Renzi ha incontraro alcuni lavoratori che gli si sono avvicinati per chiedere un sostegno da parte del governo e il fiorentino ha risposto: “Vedremo cosa si può fare”. Poi una battuta a un signore anziano che facendogli gli auguri gli ha detto “lei è giovane, durerà 80 anni”. “Ottanta anni? E’ una minaccia. Politicamente sarei per durare poco. Bene il lavoro ai giovani”.

Gli alunni della scuola lo hanno accolto con balli e canti. La scuola, che ha 800 alunni, è un modello di integrazione per la presenza di una trentina di studenti stranieri, oltre che di accessibilità, visto che è completamente priva di barriere architettoniche. Ad accogliere Renzi, che è arrivato assieme al sottosegretario Graziano Delrio, c’erano il sindaco Giancarlo Garozzo e la sua giunta, il vicepresidente di Confindustria, Ivan Lo Bello e l’arcivescovo di Siracusa, Salvatore Pappalardo.

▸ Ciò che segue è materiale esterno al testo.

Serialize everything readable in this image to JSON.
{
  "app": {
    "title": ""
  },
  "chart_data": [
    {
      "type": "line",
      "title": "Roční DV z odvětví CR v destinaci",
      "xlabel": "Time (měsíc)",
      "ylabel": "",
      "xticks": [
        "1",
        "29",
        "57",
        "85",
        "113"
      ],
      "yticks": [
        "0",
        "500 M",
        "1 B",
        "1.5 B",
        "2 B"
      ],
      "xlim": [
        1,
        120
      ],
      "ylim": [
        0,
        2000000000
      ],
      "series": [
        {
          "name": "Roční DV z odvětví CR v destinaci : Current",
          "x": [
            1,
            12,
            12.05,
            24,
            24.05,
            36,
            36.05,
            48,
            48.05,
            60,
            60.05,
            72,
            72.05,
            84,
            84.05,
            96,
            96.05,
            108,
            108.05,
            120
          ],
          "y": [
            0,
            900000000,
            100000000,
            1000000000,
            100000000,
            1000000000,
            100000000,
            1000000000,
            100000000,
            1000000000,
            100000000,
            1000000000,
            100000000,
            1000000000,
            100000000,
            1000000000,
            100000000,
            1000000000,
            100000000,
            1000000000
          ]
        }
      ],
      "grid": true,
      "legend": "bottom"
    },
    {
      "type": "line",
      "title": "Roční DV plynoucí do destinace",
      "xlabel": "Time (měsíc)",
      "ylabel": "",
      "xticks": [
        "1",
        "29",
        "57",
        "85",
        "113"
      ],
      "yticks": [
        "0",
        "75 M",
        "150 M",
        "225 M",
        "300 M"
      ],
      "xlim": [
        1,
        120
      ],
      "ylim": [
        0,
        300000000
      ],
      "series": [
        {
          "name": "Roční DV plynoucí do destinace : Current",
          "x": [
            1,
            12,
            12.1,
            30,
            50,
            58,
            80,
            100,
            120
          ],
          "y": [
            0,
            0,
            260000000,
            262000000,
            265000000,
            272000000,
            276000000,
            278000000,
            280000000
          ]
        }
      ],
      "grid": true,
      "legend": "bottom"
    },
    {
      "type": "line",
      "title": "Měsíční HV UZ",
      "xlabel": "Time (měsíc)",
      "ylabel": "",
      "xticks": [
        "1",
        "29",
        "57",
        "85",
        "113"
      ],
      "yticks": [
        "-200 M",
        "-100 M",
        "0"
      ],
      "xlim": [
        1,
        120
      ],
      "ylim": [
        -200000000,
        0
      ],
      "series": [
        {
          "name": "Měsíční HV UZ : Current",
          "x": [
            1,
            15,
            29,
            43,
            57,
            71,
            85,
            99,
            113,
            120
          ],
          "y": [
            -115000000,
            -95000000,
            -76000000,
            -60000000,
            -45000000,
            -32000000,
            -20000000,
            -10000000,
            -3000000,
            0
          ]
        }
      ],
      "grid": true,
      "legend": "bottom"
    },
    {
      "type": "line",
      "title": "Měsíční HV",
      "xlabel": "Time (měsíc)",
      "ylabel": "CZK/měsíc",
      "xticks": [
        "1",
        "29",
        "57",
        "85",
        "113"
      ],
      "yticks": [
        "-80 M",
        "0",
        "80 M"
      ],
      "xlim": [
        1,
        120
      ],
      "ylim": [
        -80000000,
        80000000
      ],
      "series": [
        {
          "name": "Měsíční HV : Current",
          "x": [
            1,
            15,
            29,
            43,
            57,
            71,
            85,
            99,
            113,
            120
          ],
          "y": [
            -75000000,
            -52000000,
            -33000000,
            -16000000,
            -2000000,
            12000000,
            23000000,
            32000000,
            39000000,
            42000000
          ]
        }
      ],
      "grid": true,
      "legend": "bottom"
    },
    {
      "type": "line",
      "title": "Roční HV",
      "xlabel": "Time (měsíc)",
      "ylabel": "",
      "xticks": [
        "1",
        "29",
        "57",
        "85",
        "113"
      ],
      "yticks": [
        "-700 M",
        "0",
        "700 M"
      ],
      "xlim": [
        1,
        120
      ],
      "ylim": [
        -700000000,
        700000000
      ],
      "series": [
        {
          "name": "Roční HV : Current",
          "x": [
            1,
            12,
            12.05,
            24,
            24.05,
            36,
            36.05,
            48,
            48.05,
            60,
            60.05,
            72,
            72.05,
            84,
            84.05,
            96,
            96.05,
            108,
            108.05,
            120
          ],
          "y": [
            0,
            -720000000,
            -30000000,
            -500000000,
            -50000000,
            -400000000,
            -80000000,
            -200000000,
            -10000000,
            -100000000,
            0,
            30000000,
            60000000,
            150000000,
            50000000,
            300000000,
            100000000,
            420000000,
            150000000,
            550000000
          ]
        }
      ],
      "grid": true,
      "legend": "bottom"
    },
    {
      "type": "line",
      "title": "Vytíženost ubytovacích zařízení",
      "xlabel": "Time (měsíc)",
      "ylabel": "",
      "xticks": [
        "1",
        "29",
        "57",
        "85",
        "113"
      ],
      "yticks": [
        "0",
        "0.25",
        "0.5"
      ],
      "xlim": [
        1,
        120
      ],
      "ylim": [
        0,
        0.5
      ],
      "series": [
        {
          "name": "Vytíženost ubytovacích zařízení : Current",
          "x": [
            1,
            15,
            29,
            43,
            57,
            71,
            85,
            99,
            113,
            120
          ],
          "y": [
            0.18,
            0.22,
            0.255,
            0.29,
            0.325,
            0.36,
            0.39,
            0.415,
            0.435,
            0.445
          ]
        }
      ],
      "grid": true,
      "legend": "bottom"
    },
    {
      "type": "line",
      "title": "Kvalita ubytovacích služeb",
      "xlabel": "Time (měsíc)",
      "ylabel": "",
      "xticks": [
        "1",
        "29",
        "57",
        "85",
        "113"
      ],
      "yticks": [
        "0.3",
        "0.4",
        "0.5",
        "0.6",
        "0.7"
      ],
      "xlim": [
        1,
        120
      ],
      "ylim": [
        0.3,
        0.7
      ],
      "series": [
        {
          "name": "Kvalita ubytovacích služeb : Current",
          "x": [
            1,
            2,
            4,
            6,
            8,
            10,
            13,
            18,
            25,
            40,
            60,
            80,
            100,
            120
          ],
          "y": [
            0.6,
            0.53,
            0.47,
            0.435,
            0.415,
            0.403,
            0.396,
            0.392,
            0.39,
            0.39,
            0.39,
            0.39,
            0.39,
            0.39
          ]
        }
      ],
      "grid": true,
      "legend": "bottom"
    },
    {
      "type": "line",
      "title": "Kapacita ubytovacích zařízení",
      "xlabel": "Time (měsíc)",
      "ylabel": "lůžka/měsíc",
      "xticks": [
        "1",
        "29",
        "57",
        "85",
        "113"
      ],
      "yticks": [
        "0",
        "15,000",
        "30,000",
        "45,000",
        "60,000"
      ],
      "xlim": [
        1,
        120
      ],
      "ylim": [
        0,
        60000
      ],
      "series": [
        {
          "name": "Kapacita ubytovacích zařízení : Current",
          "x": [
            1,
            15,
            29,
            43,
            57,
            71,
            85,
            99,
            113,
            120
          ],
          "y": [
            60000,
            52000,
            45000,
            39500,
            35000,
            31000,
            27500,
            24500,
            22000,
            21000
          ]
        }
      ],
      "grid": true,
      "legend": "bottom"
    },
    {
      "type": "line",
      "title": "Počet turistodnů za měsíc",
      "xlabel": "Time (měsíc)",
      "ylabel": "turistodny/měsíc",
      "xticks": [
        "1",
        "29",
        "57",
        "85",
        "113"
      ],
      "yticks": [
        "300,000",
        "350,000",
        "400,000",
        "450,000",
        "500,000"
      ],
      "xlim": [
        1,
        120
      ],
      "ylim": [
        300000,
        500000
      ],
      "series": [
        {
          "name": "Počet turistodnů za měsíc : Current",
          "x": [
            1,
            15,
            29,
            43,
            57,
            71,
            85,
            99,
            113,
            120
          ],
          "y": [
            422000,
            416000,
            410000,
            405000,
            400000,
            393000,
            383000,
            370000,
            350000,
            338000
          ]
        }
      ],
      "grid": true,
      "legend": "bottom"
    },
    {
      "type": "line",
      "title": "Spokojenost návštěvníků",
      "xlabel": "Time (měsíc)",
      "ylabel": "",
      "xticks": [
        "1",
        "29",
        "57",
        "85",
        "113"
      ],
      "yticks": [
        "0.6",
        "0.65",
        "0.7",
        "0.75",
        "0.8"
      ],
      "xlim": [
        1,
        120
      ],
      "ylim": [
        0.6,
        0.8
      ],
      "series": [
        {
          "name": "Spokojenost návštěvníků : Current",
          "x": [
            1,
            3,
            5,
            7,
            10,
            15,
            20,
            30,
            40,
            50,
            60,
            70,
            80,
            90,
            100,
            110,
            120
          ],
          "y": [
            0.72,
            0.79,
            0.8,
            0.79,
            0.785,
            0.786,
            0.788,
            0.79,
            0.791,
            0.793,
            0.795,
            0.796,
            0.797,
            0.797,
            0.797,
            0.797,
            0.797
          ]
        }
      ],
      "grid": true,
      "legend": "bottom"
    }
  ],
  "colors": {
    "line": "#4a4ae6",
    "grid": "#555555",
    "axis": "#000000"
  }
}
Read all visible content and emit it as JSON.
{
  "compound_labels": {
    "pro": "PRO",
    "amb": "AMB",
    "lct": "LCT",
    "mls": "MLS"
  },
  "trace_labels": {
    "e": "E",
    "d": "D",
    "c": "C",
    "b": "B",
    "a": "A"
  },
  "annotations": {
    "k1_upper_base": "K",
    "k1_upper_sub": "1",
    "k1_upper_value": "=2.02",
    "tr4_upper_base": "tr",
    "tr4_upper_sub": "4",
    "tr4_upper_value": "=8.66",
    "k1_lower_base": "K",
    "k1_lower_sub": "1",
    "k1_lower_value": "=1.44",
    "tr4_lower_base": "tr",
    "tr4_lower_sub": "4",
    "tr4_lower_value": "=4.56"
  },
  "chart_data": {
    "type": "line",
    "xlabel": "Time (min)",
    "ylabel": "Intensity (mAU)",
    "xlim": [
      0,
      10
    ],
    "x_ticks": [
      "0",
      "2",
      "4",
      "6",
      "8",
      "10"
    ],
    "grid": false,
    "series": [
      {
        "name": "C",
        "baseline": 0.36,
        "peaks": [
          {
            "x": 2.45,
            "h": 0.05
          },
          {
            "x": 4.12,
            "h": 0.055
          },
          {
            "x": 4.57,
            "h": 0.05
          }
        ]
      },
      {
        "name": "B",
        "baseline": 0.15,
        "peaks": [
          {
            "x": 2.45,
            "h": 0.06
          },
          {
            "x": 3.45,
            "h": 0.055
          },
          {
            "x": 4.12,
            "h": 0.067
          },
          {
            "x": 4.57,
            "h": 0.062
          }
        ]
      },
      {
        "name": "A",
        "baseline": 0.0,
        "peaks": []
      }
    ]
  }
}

E’ il momento più difficile da 30 anni per chi perde il posto di lavoro. Dobbiamo cercare di fare uno sforzo vero” dice Renzi parlando con studenti e insegnati del tema della disoccupazione, con particolare riferimento alla Sicilia e al Sud. Parlando agli studenti il premier ha anche auspicato “che la scuola italiana torni ad essere la patria della bellezza e della cultura” .

Lasciata la scuola Renzi arriva a piedi nella sede del Municipio di Siracusa dove ha incontrato alcuni sindaci del Siracusano. Suoi ‘ex’ colleghi, visto che il premier ha annunciato di aver “optato per la carica di premier” ieri.